A: Setting back the furnace thermostat at night can cut your utility bills by one to two percent for each degree you lower the temperature. If done properly at a lower temperature, your bedroom can be comfortable for sleeping and less drying to your nasal passages.
First, install a programmable clock thermostat. Program it so it does not lower the temperature until just after you are in bed and then raises it just before you awake in the morning. If you manually set a standard thermostat lower, the room will be very cold when you awake in the morning.
Using an electric blanket or mattress pad is an energy-saving method to stay comfortable all night long. I used an electric blanket for years, but recent switched to a dual control (one for each side) electric mattress pad. I prefer the warmth from below and less weight on top of me.
My queen-size mattress pad uses only 220 watts and it cycles on and off to maintain a steady temperature. The average electricity usage is less than 100 watts, about as much as a standard light bulb uses. When you compare this to cutting your heating bills by up to 10 percent, the savings are great.
The key differences among various brands and models of electric blankets and mattress pads are the controls and the heating wires. The best, but more expensive models, such as Sunbeam SlumberRest, use digital ambient controls. This circuitry senses as the room cools over night and automatically increases the heat output to compensate for steady comfort.
Better controls also provide silent operation. Cheaper electric controls make a quiet click when the thermostat switches them on and off throughout the night. If you cannot fall asleep easily, the clicking can become annoying.
Select a blanket or mattress pad with PTC (positive thermal coefficient) heating wire. Its resistance changes with temperature. Where the blanket or pad is resting tightly over or under your body, and therefore warmer, its heating output decreases. This maintains a more constant sleeping temperature.

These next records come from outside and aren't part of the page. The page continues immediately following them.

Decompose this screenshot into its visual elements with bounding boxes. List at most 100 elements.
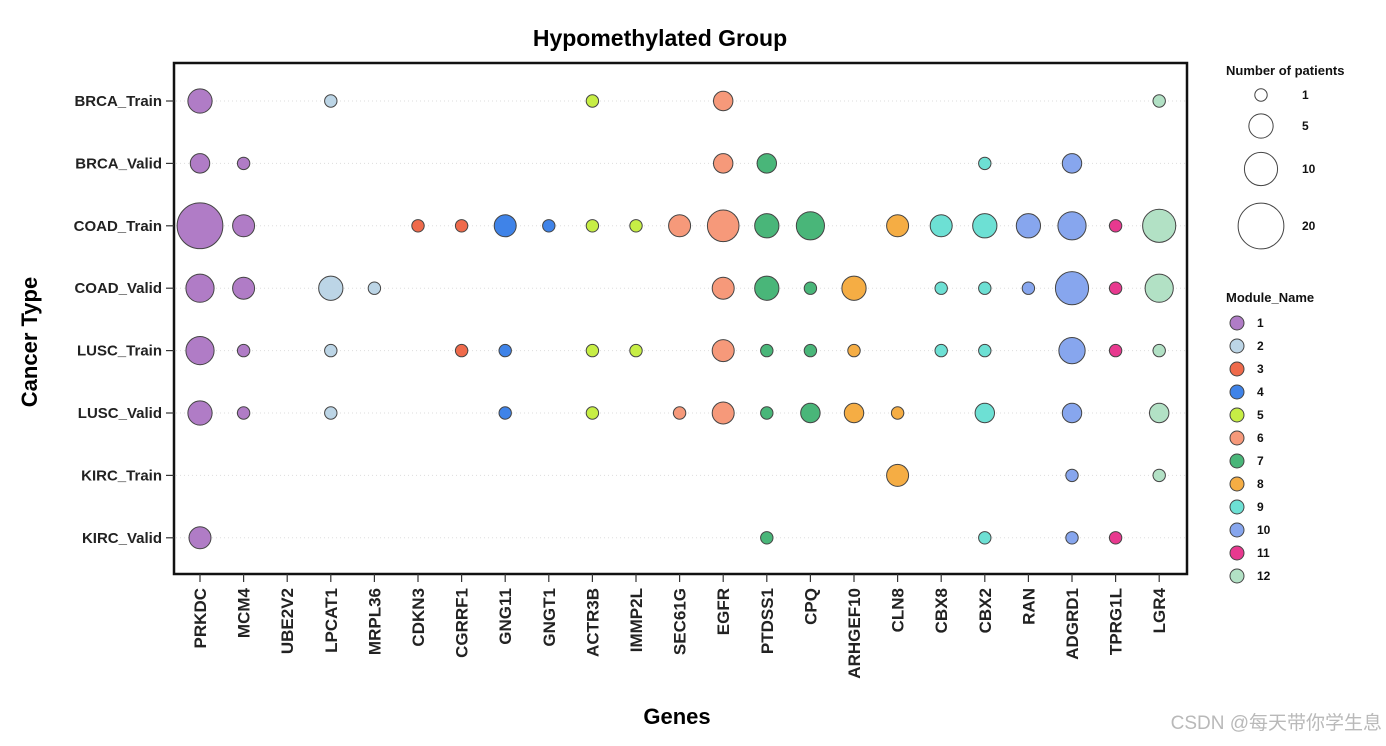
bubble-BRCA_Train-EGFR (712, 90, 734, 112)
bubble-COAD_Train-GNGT1 (542, 219, 556, 233)
x-tick-labels: PRKDC MCM4 UBE2V2 LPCAT1 MRPL36 CDKN3 CGRRF1 GN… (191, 574, 1169, 679)
y-tick-label: KIRC_Valid (82, 530, 162, 547)
bubble-LUSC_Valid-PTDSS1 (760, 406, 774, 420)
bubble-KIRC_Train-ADGRD1 (1065, 468, 1079, 483)
color-legend-symbol (1229, 499, 1245, 515)
bubble-BRCA_Valid-MCM4 (236, 156, 251, 171)
bubble-KIRC_Train-LGR4 (1152, 468, 1166, 483)
bubble-COAD_Valid-RAN (1021, 281, 1036, 295)
color-legend-symbol (1229, 384, 1245, 400)
bubbles (176, 88, 1177, 550)
size-legend-label: 10 (1302, 162, 1316, 176)
color-legend-label: 11 (1257, 546, 1270, 560)
color-legend-symbol (1229, 407, 1245, 423)
bubble-LUSC_Valid-SEC61G (672, 406, 687, 420)
y-tick-label: COAD_Train (74, 218, 162, 235)
x-tick-label: RAN (1019, 588, 1038, 625)
bubble-COAD_Train-IMMP2L (629, 219, 643, 233)
watermark: CSDN @每天带你学生息 (1171, 712, 1382, 734)
bubble-LUSC_Train-MCM4 (236, 343, 251, 358)
x-tick-label: TPRG1L (1107, 588, 1126, 655)
bubble-COAD_Train-ACTR3B (585, 219, 600, 233)
bubble-LUSC_Valid-ARHGEF10 (843, 402, 865, 424)
bubble-COAD_Train-PTDSS1 (754, 213, 780, 239)
bubble-BRCA_Valid-CBX2 (978, 156, 992, 171)
bubble-LUSC_Train-EGFR (711, 339, 735, 363)
bubble-LUSC_Train-ARHGEF10 (847, 343, 861, 358)
bubble-BRCA_Train-LPCAT1 (324, 94, 338, 108)
size-legend-title: Number of patients (1226, 63, 1344, 78)
grid-lines (176, 100, 1185, 539)
bubble-LUSC_Train-CBX8 (934, 343, 948, 358)
x-tick-label: PRKDC (191, 588, 210, 648)
x-tick-label: MRPL36 (365, 588, 384, 655)
bubble-COAD_Train-MCM4 (232, 214, 256, 238)
bubble-LUSC_Valid-ACTR3B (585, 406, 600, 420)
bubble-COAD_Train-ADGRD1 (1057, 211, 1087, 241)
y-axis-title: Cancer Type (17, 277, 42, 407)
bubble-KIRC_Train-CLN8 (886, 463, 910, 487)
bubble-LUSC_Valid-LPCAT1 (324, 406, 338, 420)
color-legend-symbol (1229, 453, 1245, 469)
bubble-BRCA_Valid-PRKDC (189, 153, 211, 174)
bubble-LUSC_Train-PRKDC (185, 336, 215, 366)
x-tick-label: MCM4 (235, 587, 254, 638)
x-tick-label: LPCAT1 (322, 588, 341, 653)
color-legend-label: 8 (1257, 477, 1264, 491)
x-tick-label: GNG11 (496, 588, 515, 645)
color-legend-symbol (1229, 522, 1245, 538)
bubble-COAD_Train-RAN (1015, 213, 1042, 239)
color-legend-symbol (1229, 430, 1245, 446)
bubble-LUSC_Valid-ADGRD1 (1061, 402, 1083, 424)
size-legend-label: 5 (1302, 119, 1309, 133)
color-legend-symbol (1229, 361, 1245, 377)
x-tick-label: PTDSS1 (758, 588, 777, 654)
bubble-COAD_Valid-MCM4 (232, 276, 256, 300)
bubble-LUSC_Train-LPCAT1 (324, 343, 338, 358)
bubble-COAD_Train-TPRG1L (1108, 219, 1123, 233)
bubble-COAD_Valid-CBX2 (978, 281, 992, 295)
bubble-COAD_Valid-CPQ (803, 281, 818, 295)
x-tick-label: EGFR (714, 588, 733, 635)
size-legend: Number of patients 1 5 10 20 (1226, 63, 1344, 250)
bubble-COAD_Train-CGRRF1 (454, 219, 469, 233)
size-legend-symbol (1254, 88, 1268, 102)
color-legend-label: 6 (1257, 431, 1264, 445)
bubble-BRCA_Train-PRKDC (187, 88, 213, 114)
bubble-LUSC_Train-CGRRF1 (454, 343, 469, 358)
bubble-LUSC_Valid-EGFR (711, 401, 735, 425)
color-legend-label: 1 (1257, 316, 1264, 330)
y-tick-label: KIRC_Train (81, 467, 162, 484)
bubble-COAD_Train-LGR4 (1142, 208, 1177, 243)
size-legend-symbol (1243, 151, 1279, 187)
x-tick-label: CPQ (801, 588, 820, 625)
bubble-BRCA_Valid-EGFR (712, 153, 734, 174)
bubble-LUSC_Train-CPQ (803, 343, 818, 358)
color-legend-label: 9 (1257, 500, 1264, 514)
bubble-BRCA_Train-ACTR3B (585, 94, 600, 108)
bubble-COAD_Valid-TPRG1L (1108, 281, 1123, 295)
bubble-KIRC_Valid-PRKDC (188, 526, 212, 550)
y-tick-label: LUSC_Valid (78, 405, 162, 422)
y-tick-labels: BRCA_Train BRCA_Valid COAD_Train COAD_Valid… (74, 93, 174, 547)
bubble-COAD_Valid-LGR4 (1144, 273, 1174, 303)
bubble-COAD_Valid-ADGRD1 (1054, 271, 1090, 306)
bubble-COAD_Valid-CBX8 (934, 281, 948, 295)
x-tick-label: CDKN3 (409, 588, 428, 647)
x-tick-label: CLN8 (889, 588, 908, 632)
bubble-KIRC_Valid-TPRG1L (1108, 531, 1123, 545)
bubble-LUSC_Train-ACTR3B (585, 343, 600, 358)
x-tick-label: ADGRD1 (1063, 588, 1082, 660)
x-tick-label: ARHGEF10 (845, 588, 864, 679)
bubble-LUSC_Train-CBX2 (978, 343, 992, 358)
chart-title: Hypomethylated Group (533, 25, 787, 51)
x-tick-label: IMMP2L (627, 588, 646, 652)
bubble-COAD_Valid-ARHGEF10 (841, 275, 867, 301)
bubble-BRCA_Train-LGR4 (1152, 94, 1166, 108)
x-tick-label: ACTR3B (583, 588, 602, 657)
bubble-COAD_Train-CPQ (795, 211, 825, 241)
bubble-BRCA_Valid-ADGRD1 (1061, 153, 1083, 174)
bubble-COAD_Train-GNG11 (493, 214, 517, 238)
bubble-COAD_Valid-PRKDC (185, 273, 215, 303)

Other tips are to increase the thermal mass in the bedroom with ceramic planters or other masonry items. These will slow the temperature drop in the bedroom so you will not notice it even if it takes a while to fall asleep.

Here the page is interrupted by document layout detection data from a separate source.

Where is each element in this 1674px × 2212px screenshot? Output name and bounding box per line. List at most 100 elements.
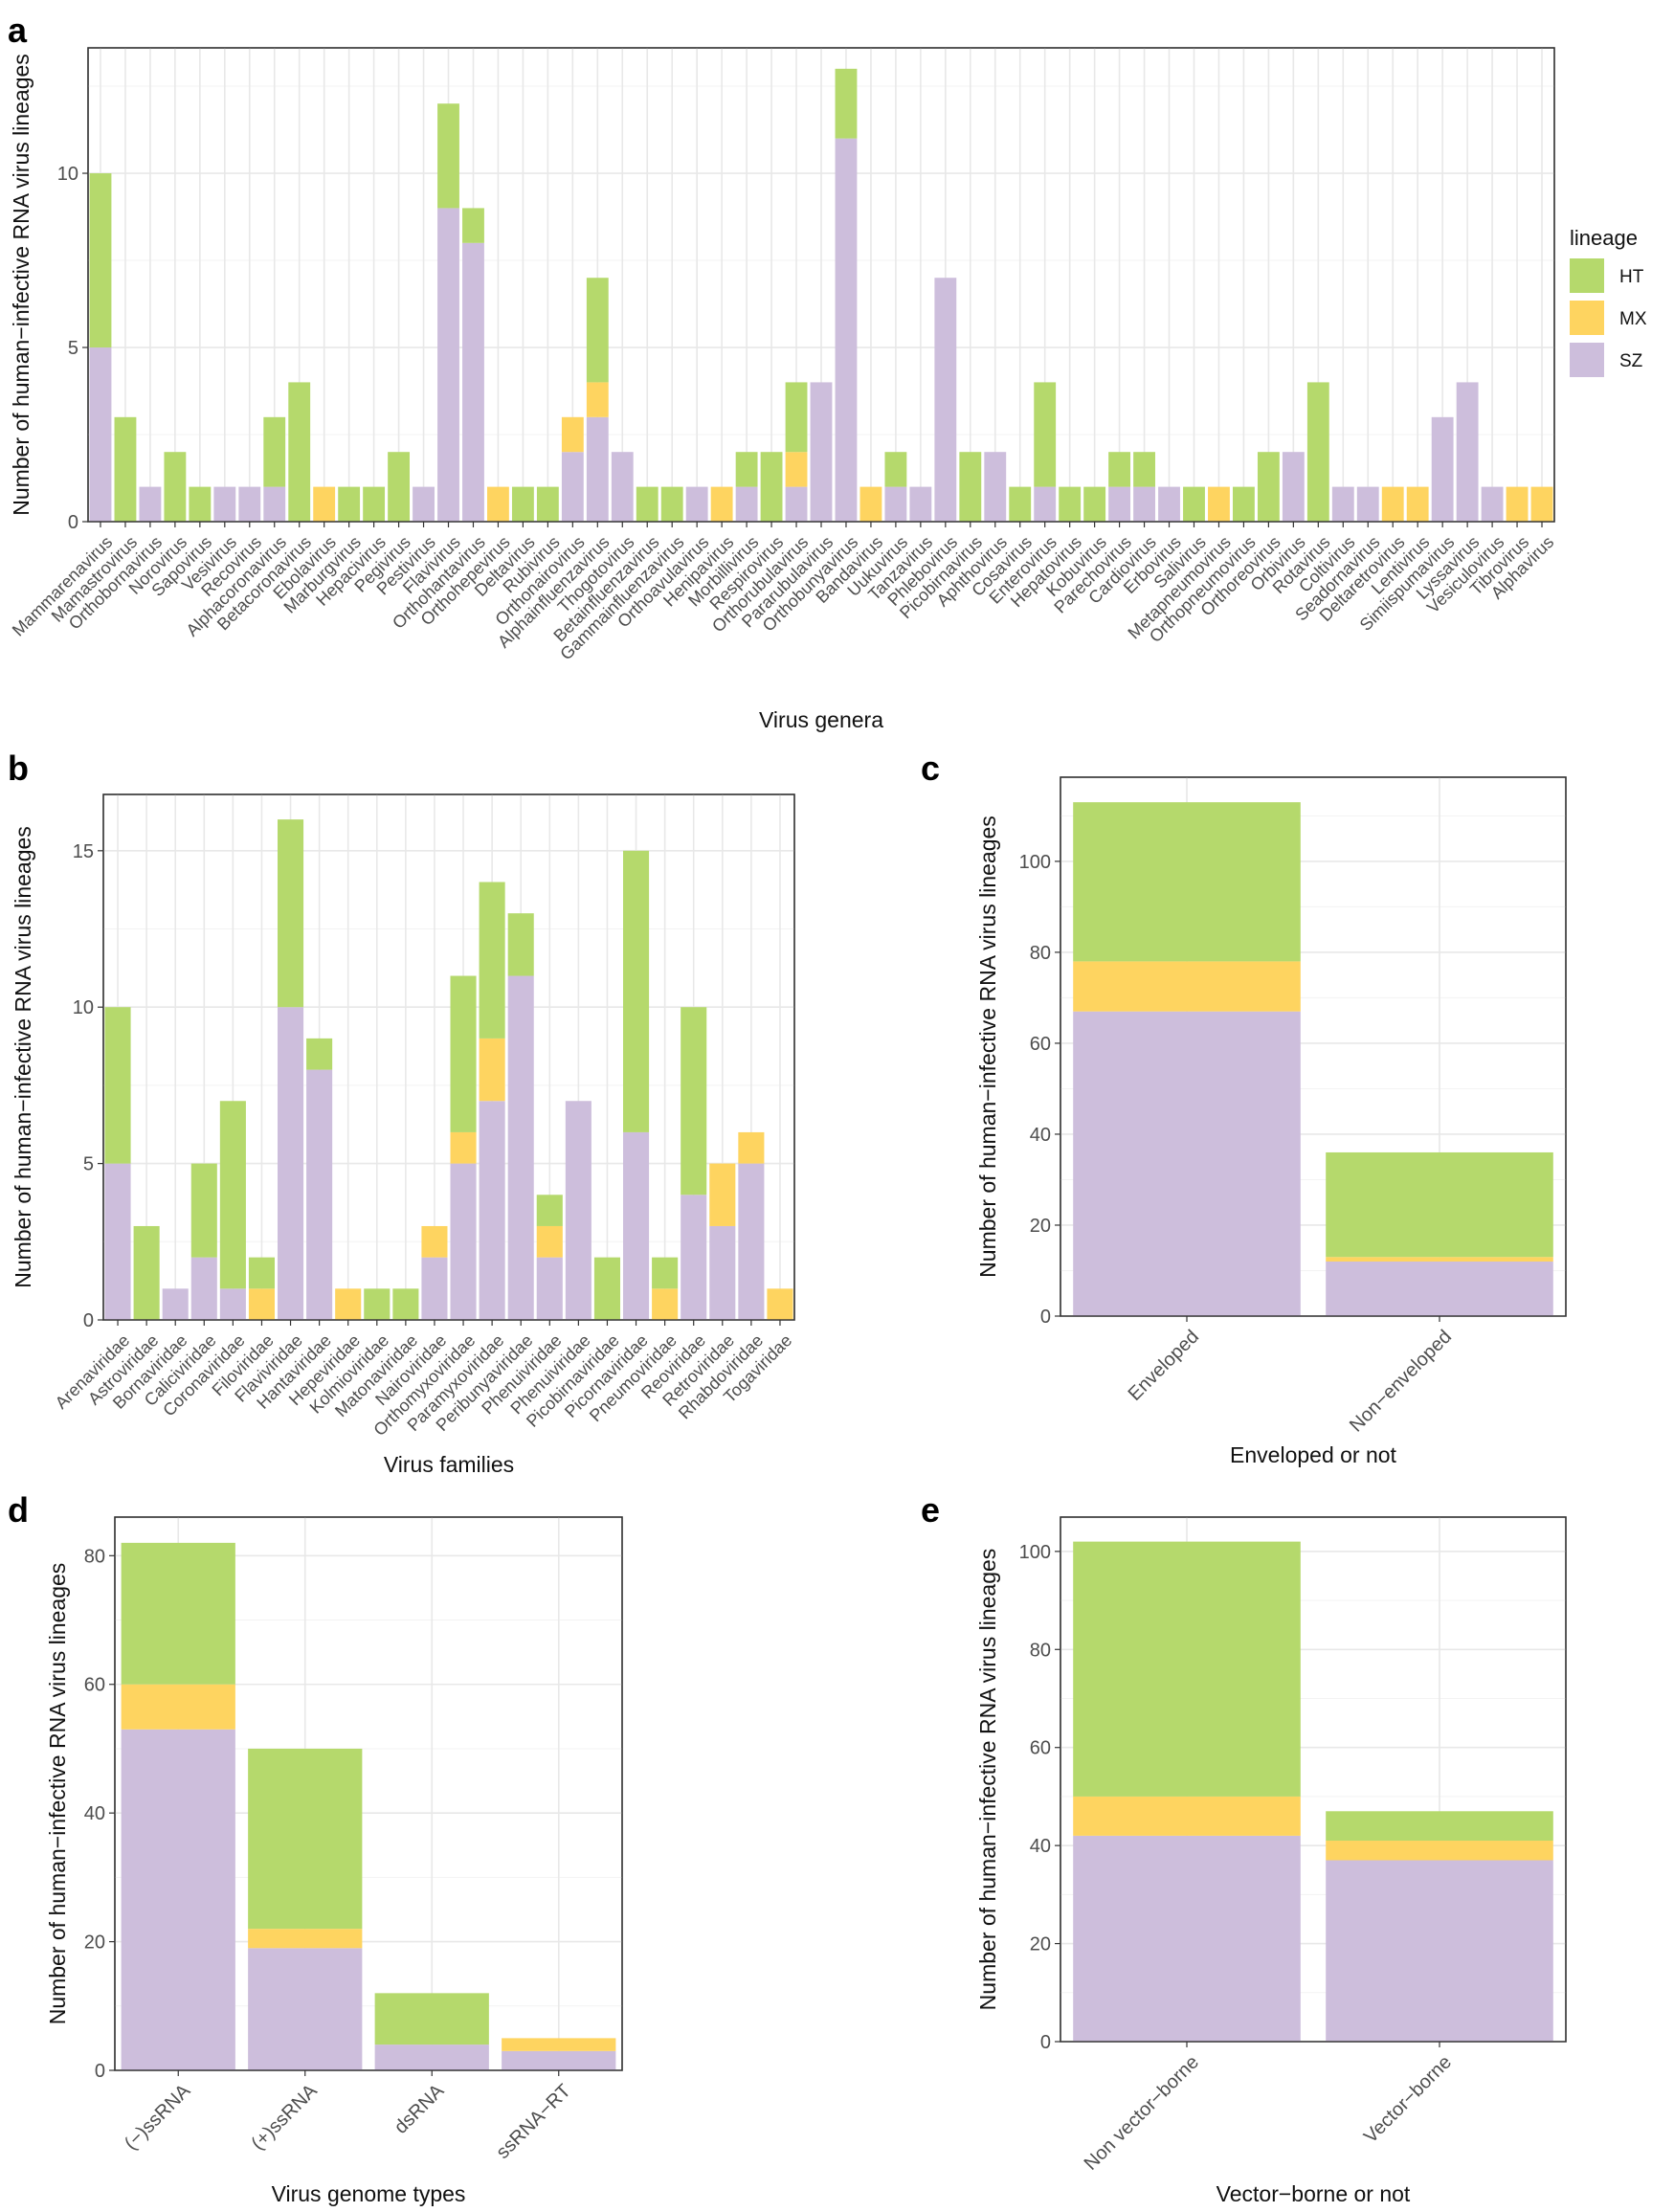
bar-sz-peribunyaviridae [507, 975, 534, 1320]
bar-ht-matonaviridae [392, 1288, 419, 1320]
bar-mx-filoviridae [248, 1288, 275, 1320]
y-tick-label: 60 [1030, 1034, 1051, 1055]
bar-sz-flaviviridae [278, 1007, 304, 1320]
plot-border [1060, 1516, 1567, 2043]
bar-mx-togaviridae [767, 1288, 793, 1320]
bar-sz-seadornavirus [1356, 486, 1379, 522]
y-tick-label: 0 [83, 1310, 94, 1331]
bar-ht-betacoronavirus [288, 382, 311, 522]
y-tick-label: 0 [1040, 1307, 1051, 1328]
bar-ht-salivirus [1183, 486, 1205, 522]
bar-sz-reoviridae [681, 1195, 707, 1320]
bar-sz-dsrna [374, 2044, 489, 2070]
panel-d: d 0 20 40 60 80 (−)ssRNA (+)ssRNA dsRNA ssRNA−RT V… [8, 1490, 623, 2206]
y-axis-title: Number of human−infective RNA virus line… [9, 54, 33, 516]
y-tick-label: 10 [57, 164, 78, 185]
bar-mx-ebolavirus [313, 486, 336, 522]
panel-letter: c [921, 749, 940, 788]
bar-ht-non-enveloped [1326, 1151, 1553, 1258]
bar-sz-non-enveloped [1326, 1261, 1553, 1316]
bar-mx-orthonairovirus [561, 416, 584, 453]
bar-ht-orthobunyavirus [835, 68, 858, 139]
bar-ht-parechovirus [1108, 452, 1131, 487]
bar-sz-orbivirus [1282, 452, 1305, 522]
plot-border [114, 1516, 623, 2071]
bar-mx-bandavirus [859, 486, 882, 522]
bar-mx-rhabdoviridae [738, 1131, 765, 1164]
x-axis-title: Virus genera [759, 707, 883, 732]
bar-sz-vesivirus [213, 486, 236, 522]
bar-ht-enveloped [1073, 802, 1301, 962]
bar-mx-retroviridae [709, 1163, 736, 1226]
bar-mx-nairoviridae [421, 1225, 448, 1258]
bar-sz-aphthovirus [984, 452, 1007, 522]
legend: lineage HT MX SZ [1570, 226, 1647, 377]
bar-mx--ssrna [248, 1929, 363, 1949]
bar-sz-erbovirus [1158, 486, 1180, 522]
legend-swatch-ht [1570, 258, 1604, 293]
bar-mx-enveloped [1073, 961, 1301, 1012]
bar-sz-picornaviridae [623, 1131, 650, 1320]
bar-mx-pneumoviridae [652, 1288, 679, 1320]
y-tick-label: 20 [84, 1933, 105, 1954]
panel-e: e 0 20 40 60 80 100 Non vector−borne Vector−born… [921, 1490, 1567, 2206]
panel-letter: b [8, 749, 29, 788]
bar-ht-kobuvirus [1083, 486, 1106, 522]
bar-ht-deltavirus [511, 486, 534, 522]
bar-sz--ssrna [248, 1948, 363, 2070]
bar-ht-kolmioviridae [364, 1288, 391, 1320]
bar-ht-mammarenavirus [89, 173, 112, 348]
bar-sz-recovirus [238, 486, 261, 522]
bar-ht-flaviviridae [278, 819, 304, 1008]
bar-ht-non-vector-borne [1073, 1541, 1301, 1797]
bar-sz-flavivirus [437, 208, 459, 523]
bar-sz-caliciviridae [190, 1257, 217, 1320]
bar-ht-alphacoronavirus [263, 416, 286, 487]
bar-ht-reoviridae [681, 1007, 707, 1195]
bar-sz-orthohantavirus [462, 242, 484, 522]
bar-mx-ssrna-rt [502, 2038, 616, 2051]
bar-ht-hantaviridae [306, 1038, 333, 1070]
bar-sz-vesiculovirus [1481, 486, 1504, 522]
x-tick-label: Non vector−borne [1081, 2051, 1203, 2174]
bar-ht-rotavirus [1306, 382, 1329, 522]
panel-letter: d [8, 1490, 29, 1530]
y-tick-label: 20 [1030, 1934, 1051, 1955]
plot-border [1060, 776, 1567, 1317]
legend-label-mx: MX [1619, 309, 1647, 329]
bar-ht-paramyxoviridae [479, 882, 505, 1039]
bar-sz-orthobunyavirus [835, 138, 858, 522]
bar-mx-vector-borne [1326, 1841, 1553, 1861]
bar-mx-henipavirus [710, 486, 733, 522]
bar-sz-paramyxoviridae [479, 1101, 505, 1320]
bar-ht--ssrna [248, 1748, 363, 1930]
bar-sz-phenuiviridae [565, 1101, 591, 1320]
bar-ht-picobirnaviridae [593, 1257, 620, 1320]
bar-ht-picornaviridae [623, 850, 650, 1132]
legend-label-sz: SZ [1619, 351, 1643, 371]
x-axis-title: Vector−borne or not [1216, 2181, 1411, 2206]
plot-border [102, 793, 795, 1321]
bar-sz-enveloped [1073, 1011, 1301, 1316]
bar-mx-non-enveloped [1326, 1257, 1553, 1262]
bar-mx-deltaretrovirus [1381, 486, 1404, 522]
panel-c: c 0 20 40 60 80 100 Enveloped Non−enveloped Envel… [921, 749, 1567, 1467]
bar-sz-hantaviridae [306, 1069, 333, 1320]
bar-sz-cardiovirus [1133, 486, 1155, 522]
legend-swatch-sz [1570, 343, 1604, 377]
bar-sz-vector-borne [1326, 1860, 1553, 2042]
bar-sz-thogotovirus [611, 452, 634, 522]
bar-mx--ssrna [121, 1684, 235, 1730]
bar-ht-dsrna [374, 1993, 489, 2045]
bar-sz-phenuiviridae [536, 1257, 563, 1320]
bar-mx-non-vector-borne [1073, 1796, 1301, 1836]
y-tick-label: 60 [1030, 1738, 1051, 1759]
y-tick-label: 60 [84, 1675, 105, 1696]
y-tick-label: 15 [73, 841, 94, 862]
x-tick-label: dsRNA [391, 2080, 449, 2138]
bar-sz-non-vector-borne [1073, 1835, 1301, 2042]
bar-mx-orthorubulavirus [785, 452, 808, 487]
x-axis-title: Virus families [384, 1452, 514, 1477]
y-tick-label: 80 [1030, 1640, 1051, 1661]
bar-ht-enterovirus [1034, 382, 1057, 487]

If you have ceiling fan or other penetrations in the bedroom ceiling, seal them to minimize the loss of heated room air. Install an electric radiant heating panel on the wall or ceiling. These panels produce sensible heat quickly in the morning if you feel chilly when you first get up.

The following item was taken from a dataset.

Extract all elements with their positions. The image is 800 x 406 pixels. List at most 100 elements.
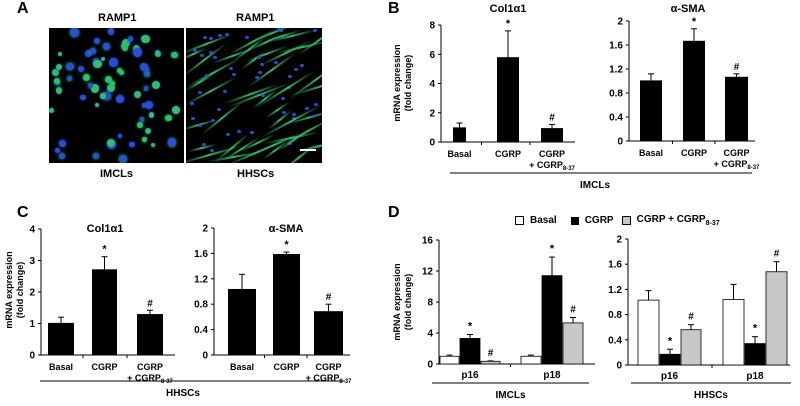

The following companies offer electric blankets/mattress pads: Perfect Fit, (800) 299-1378, www.perfectfitindustries.com, Sunbeam, (800) 892-7684, www.sunbeam.com; and West Point Home, (800) 533-8229, www.martex.com.
Dear Jim: We have a mail slot through our front door. It appears to fit and seal well, but we still feel a draft through it sometimes. What can we do to make it more airtight and efficient? - Pam E.
A: Mail slots are very inefficient no matter what you do. Unless your mobility is limited, it would be much better to seal up the mail slot and hang a standard mailbox outside your front door.
If you do need a mail slot, STR Products (www.magneticmailslot.com) makes a magnetic indoor cover which seals well. The magnetic flap is flexible, so mail can be pushed through easily. On wood doors, an adhesive-backed magnetic sheet is first placed on the door.